The next hurdle was registering for classes - I emailed, phoned, mailed, and eventually started showing up in person (despite a 2 hour commute each way) pleading with anyone I could find in the CIS department to register me for classes. It wasn't until one day before the semester began that I actually succeeded, and only then after delivering an ultimatum that I would leave the program if I were not registered by 5 PM that day.
I do not have any specific gripe with classes, as they vary just as with other universities. In general, they are far too easy, but I expected that when I chose Temple as a safety school. That I am not being challenged as much as I wished to be while going for my doctorate is the fault of other institutions, not Temple.

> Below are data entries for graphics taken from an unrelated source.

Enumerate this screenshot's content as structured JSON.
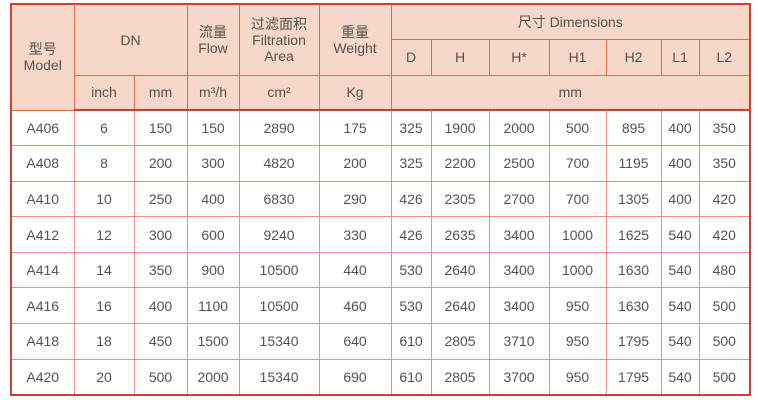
{
  "table": {
    "header": {
      "model_zh": "型号",
      "model_en": "Model",
      "dn": "DN",
      "flow_zh": "流量",
      "flow_en": "Flow",
      "filtration_zh": "过滤面积",
      "filtration_en1": "Filtration",
      "filtration_en2": "Area",
      "weight_zh": "重量",
      "weight_en": "Weight",
      "dimensions": "尺寸 Dimensions",
      "dim_cols": [
        "D",
        "H",
        "H*",
        "H1",
        "H2",
        "L1",
        "L2"
      ],
      "units": {
        "inch": "inch",
        "mm": "mm",
        "flow": "m³/h",
        "area": "cm²",
        "weight": "Kg",
        "dims": "mm"
      }
    },
    "columns_semantic": [
      "model",
      "dn_inch",
      "dn_mm",
      "flow_m3h",
      "filtration_area_cm2",
      "weight_kg",
      "D",
      "H",
      "H_star",
      "H1",
      "H2",
      "L1",
      "L2"
    ],
    "rows": [
      [
        "A406",
        "6",
        "150",
        "150",
        "2890",
        "175",
        "325",
        "1900",
        "2000",
        "500",
        "895",
        "400",
        "350"
      ],
      [
        "A408",
        "8",
        "200",
        "300",
        "4820",
        "200",
        "325",
        "2200",
        "2500",
        "700",
        "1195",
        "400",
        "350"
      ],
      [
        "A410",
        "10",
        "250",
        "400",
        "6830",
        "290",
        "426",
        "2305",
        "2700",
        "700",
        "1305",
        "400",
        "420"
      ],
      [
        "A412",
        "12",
        "300",
        "600",
        "9240",
        "330",
        "426",
        "2635",
        "3400",
        "1000",
        "1625",
        "540",
        "420"
      ],
      [
        "A414",
        "14",
        "350",
        "900",
        "10500",
        "440",
        "530",
        "2640",
        "3400",
        "1000",
        "1630",
        "540",
        "480"
      ],
      [
        "A416",
        "16",
        "400",
        "1100",
        "10500",
        "460",
        "530",
        "2640",
        "3400",
        "950",
        "1630",
        "540",
        "500"
      ],
      [
        "A418",
        "18",
        "450",
        "1500",
        "15340",
        "640",
        "610",
        "2805",
        "3710",
        "950",
        "1795",
        "540",
        "500"
      ],
      [
        "A420",
        "20",
        "500",
        "2000",
        "15340",
        "690",
        "610",
        "2805",
        "3700",
        "950",
        "1795",
        "540",
        "500"
      ]
    ],
    "colors": {
      "header_background": "#f6d7c8",
      "outer_border": "#c84137",
      "header_grid": "#dd6c4d",
      "data_grid": "#ee8c8c",
      "text": "#555351"
    }
  }
}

My greatest complaint is with the surrounding area. First, there are no real restaurants anywhere near campus. Unless you like eating the food on campus, which is generally bad and always unhealthy, or going to KFC or McDonalds every day, there are no options. Don't think about going to a supermarket, either - there's only one within 20 miles of campus, and it's located in a very bad area - but then, almost all of northern Philadelphia is a very bad area. Step two blocks off of campus in any direction and there's broken glass and spilled trash all over the place. The houses outside of campus are all falling apart and their inhabitants seem to sit on their porches and shout at anyone who passes by all day long.Not only would I not recommend this university to anyone else, but I am transferring out of it myself as soon as I can, even if it means losing an entire year of credit!